Sauces described include palm butter soup and several palaver sauces. Of course fufu had to be mentioned. Breakfast was typically yams, sweet potatoes or plantains roasted in ashes. When they are not roasted, they are fried or boiled. She also made mention of a “bread” made with ground and roasted rice and roasted peanuts pounded together (this reminded me of dankwa) and oranges stored in the attic over a fire till their skin becomes dark and black making their juice concentrated.
Several pages of Fatima’s autobiography are dedicated to hairstyle.
“Dressing hair is done by all women in the community. They do their hair mutually and one rarely ever does one’s own hair. it is a long and laborious procedure. One has to lie or sit so long and undergo the combing of the hair.”
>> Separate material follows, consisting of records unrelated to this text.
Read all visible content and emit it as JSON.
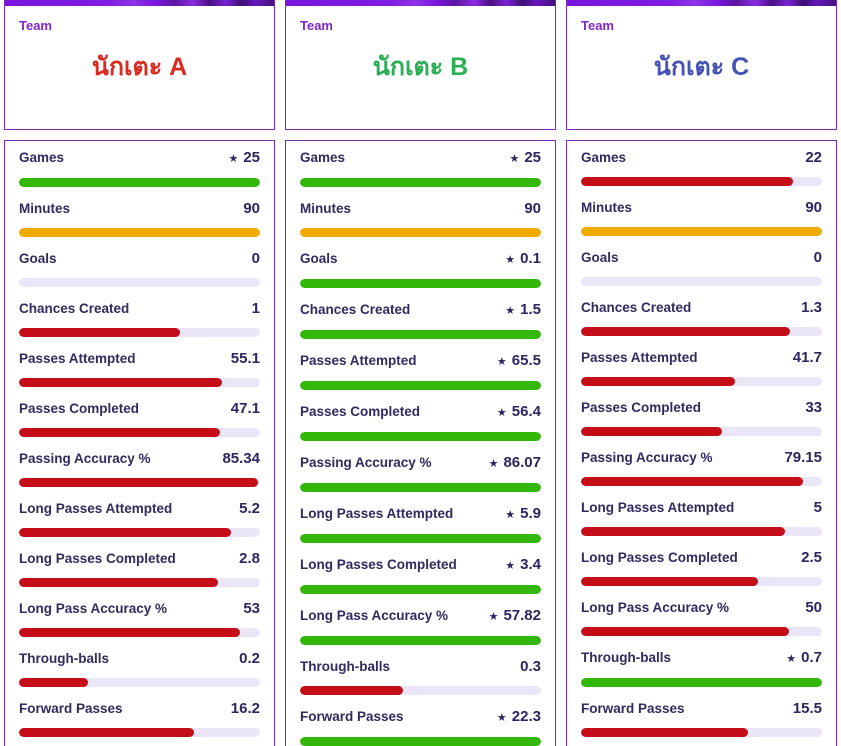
{
  "colors": {
    "green": "#33b70b",
    "red": "#c40d17",
    "yellow": "#f0ab00",
    "track": "#eae5f7",
    "label_text": "#32295e",
    "team_label_text": "#8026c9",
    "card_border": "#7d2ab8",
    "stripe_purple": "#7a15de"
  },
  "star_glyph": "★",
  "team_label": "Team",
  "stat_labels": [
    "Games",
    "Minutes",
    "Goals",
    "Chances Created",
    "Passes Attempted",
    "Passes Completed",
    "Passing Accuracy %",
    "Long Passes Attempted",
    "Long Passes Completed",
    "Long Pass Accuracy %",
    "Through-balls",
    "Forward Passes"
  ],
  "players": [
    {
      "name": "นักเตะ A",
      "name_color": "#d92b21",
      "stats": [
        {
          "value": "25",
          "star": true,
          "color": "green",
          "pct": 100
        },
        {
          "value": "90",
          "star": false,
          "color": "yellow",
          "pct": 100
        },
        {
          "value": "0",
          "star": false,
          "color": "track",
          "pct": 0
        },
        {
          "value": "1",
          "star": false,
          "color": "red",
          "pct": 66.7
        },
        {
          "value": "55.1",
          "star": false,
          "color": "red",
          "pct": 84.1
        },
        {
          "value": "47.1",
          "star": false,
          "color": "red",
          "pct": 83.5
        },
        {
          "value": "85.34",
          "star": false,
          "color": "red",
          "pct": 99.2
        },
        {
          "value": "5.2",
          "star": false,
          "color": "red",
          "pct": 88.1
        },
        {
          "value": "2.8",
          "star": false,
          "color": "red",
          "pct": 82.4
        },
        {
          "value": "53",
          "star": false,
          "color": "red",
          "pct": 91.7
        },
        {
          "value": "0.2",
          "star": false,
          "color": "red",
          "pct": 28.6
        },
        {
          "value": "16.2",
          "star": false,
          "color": "red",
          "pct": 72.7
        }
      ]
    },
    {
      "name": "นักเตะ B",
      "name_color": "#2bae55",
      "stats": [
        {
          "value": "25",
          "star": true,
          "color": "green",
          "pct": 100
        },
        {
          "value": "90",
          "star": false,
          "color": "yellow",
          "pct": 100
        },
        {
          "value": "0.1",
          "star": true,
          "color": "green",
          "pct": 100
        },
        {
          "value": "1.5",
          "star": true,
          "color": "green",
          "pct": 100
        },
        {
          "value": "65.5",
          "star": true,
          "color": "green",
          "pct": 100
        },
        {
          "value": "56.4",
          "star": true,
          "color": "green",
          "pct": 100
        },
        {
          "value": "86.07",
          "star": true,
          "color": "green",
          "pct": 100
        },
        {
          "value": "5.9",
          "star": true,
          "color": "green",
          "pct": 100
        },
        {
          "value": "3.4",
          "star": true,
          "color": "green",
          "pct": 100
        },
        {
          "value": "57.82",
          "star": true,
          "color": "green",
          "pct": 100
        },
        {
          "value": "0.3",
          "star": false,
          "color": "red",
          "pct": 42.9
        },
        {
          "value": "22.3",
          "star": true,
          "color": "green",
          "pct": 100
        }
      ]
    },
    {
      "name": "นักเตะ C",
      "name_color": "#4453b5",
      "stats": [
        {
          "value": "22",
          "star": false,
          "color": "red",
          "pct": 88
        },
        {
          "value": "90",
          "star": false,
          "color": "yellow",
          "pct": 100
        },
        {
          "value": "0",
          "star": false,
          "color": "track",
          "pct": 0
        },
        {
          "value": "1.3",
          "star": false,
          "color": "red",
          "pct": 86.7
        },
        {
          "value": "41.7",
          "star": false,
          "color": "red",
          "pct": 63.7
        },
        {
          "value": "33",
          "star": false,
          "color": "red",
          "pct": 58.5
        },
        {
          "value": "79.15",
          "star": false,
          "color": "red",
          "pct": 92
        },
        {
          "value": "5",
          "star": false,
          "color": "red",
          "pct": 84.7
        },
        {
          "value": "2.5",
          "star": false,
          "color": "red",
          "pct": 73.5
        },
        {
          "value": "50",
          "star": false,
          "color": "red",
          "pct": 86.5
        },
        {
          "value": "0.7",
          "star": true,
          "color": "green",
          "pct": 100
        },
        {
          "value": "15.5",
          "star": false,
          "color": "red",
          "pct": 69.5
        }
      ]
    }
  ],
  "chart_data": {
    "type": "bar",
    "categories": [
      "Games",
      "Minutes",
      "Goals",
      "Chances Created",
      "Passes Attempted",
      "Passes Completed",
      "Passing Accuracy %",
      "Long Passes Attempted",
      "Long Passes Completed",
      "Long Pass Accuracy %",
      "Through-balls",
      "Forward Passes"
    ],
    "series": [
      {
        "name": "นักเตะ A",
        "values": [
          25,
          90,
          0,
          1,
          55.1,
          47.1,
          85.34,
          5.2,
          2.8,
          53,
          0.2,
          16.2
        ]
      },
      {
        "name": "นักเตะ B",
        "values": [
          25,
          90,
          0.1,
          1.5,
          65.5,
          56.4,
          86.07,
          5.9,
          3.4,
          57.82,
          0.3,
          22.3
        ]
      },
      {
        "name": "นักเตะ C",
        "values": [
          22,
          90,
          0,
          1.3,
          41.7,
          33,
          79.15,
          5,
          2.5,
          50,
          0.7,
          15.5
        ]
      }
    ],
    "legend_position": "none",
    "grid": false,
    "bar_scaling": "each category scaled to max value across players; best value marked with star and green bar, ties on Minutes yellow, zero values empty track"
  }
}
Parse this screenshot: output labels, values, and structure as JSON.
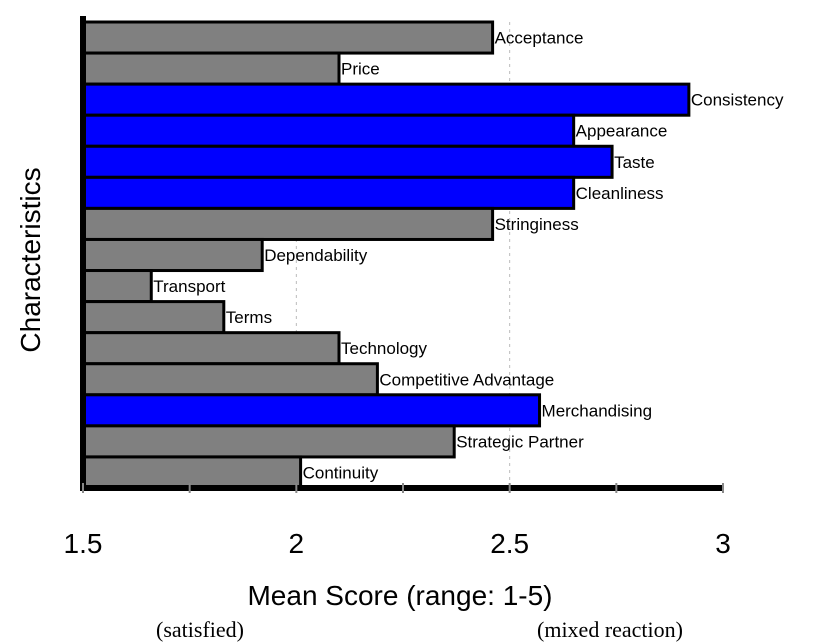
{
  "chart_data": {
    "type": "bar",
    "orientation": "horizontal",
    "xlabel": "Mean Score (range: 1-5)",
    "ylabel": "Characteristics",
    "xlim": [
      1.5,
      3
    ],
    "xticks": [
      "1.5",
      "2",
      "2.5",
      "3"
    ],
    "grid": "vertical dashed at 2 and 2.5",
    "annotations": [
      "(satisfied)",
      "(mixed reaction)"
    ],
    "colors": {
      "default": "#808080",
      "highlight": "#0000ff"
    },
    "bars": [
      {
        "label": "Acceptance",
        "value": 2.46,
        "highlight": false
      },
      {
        "label": "Price",
        "value": 2.1,
        "highlight": false
      },
      {
        "label": "Consistency",
        "value": 2.92,
        "highlight": true
      },
      {
        "label": "Appearance",
        "value": 2.65,
        "highlight": true
      },
      {
        "label": "Taste",
        "value": 2.74,
        "highlight": true
      },
      {
        "label": "Cleanliness",
        "value": 2.65,
        "highlight": true
      },
      {
        "label": "Stringiness",
        "value": 2.46,
        "highlight": false
      },
      {
        "label": "Dependability",
        "value": 1.92,
        "highlight": false
      },
      {
        "label": "Transport",
        "value": 1.66,
        "highlight": false
      },
      {
        "label": "Terms",
        "value": 1.83,
        "highlight": false
      },
      {
        "label": "Technology",
        "value": 2.1,
        "highlight": false
      },
      {
        "label": "Competitive Advantage",
        "value": 2.19,
        "highlight": false
      },
      {
        "label": "Merchandising",
        "value": 2.57,
        "highlight": true
      },
      {
        "label": "Strategic Partner",
        "value": 2.37,
        "highlight": false
      },
      {
        "label": "Continuity",
        "value": 2.01,
        "highlight": false
      }
    ]
  }
}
Hairstyles include diamond braids which I guess are typical single braids. Also fashionable was to braid the hair over something stiff in a style called the jojo. Hair decorations included using a gold plated feather. This was stuck in the hair to show out after the head was covered with a scarf. A long wooden pin served as decoration for everyday use. Fatima wrote that it could take several days to put hairstyles up and when the hairstyles are done, the Vai woman “takes great care to ensure the style lasts long, even if she has to sleep on her face.” (p 52)
I was excited reading this recipe for a creme used by Vai women that was apparently so effective, it lasted all day (and left perfume on the hands of a colonial stooge after shaking the hands of Vai women)
“The grease around the kidney of the cow, sheep, or goat is taken, cut into very tiny cubes and placed into a bottle and tightly stopped. Several days later, the juice of some aromatic plant is squeezed into it. Again it is tightly stopped up. Sometimes plam kernel or coconut oil is added, and the whole mixture is placed in the sun every day to allow the grease to melt thoroughly. After several other days, cinnamon and other sweet smelling seeds are added. Every day, when the sun is not very hot, the bottle is placed in the sun. This procedure is continued until all the ingredients have become one, and several months later, the people may then start using it. White clay, found on the shores of streams and swamps, which is often used for whitewashing houses and huts is also sometimes applied” (p 52)
Lipsticks were dark blue and black as well as eyebrow pencils, and teeth were cleaned with charcoal, ashes and rattan. In Vai country, people could be seen brushing their teeth all the time because having bad teen was a bad as being ill. Then regarding baths, Fatima saw “no one in our town who did not take a bath, morning, noon or night.” (p 53). Baths were taken in the kuuwu which was a bathhouse with buckets of water.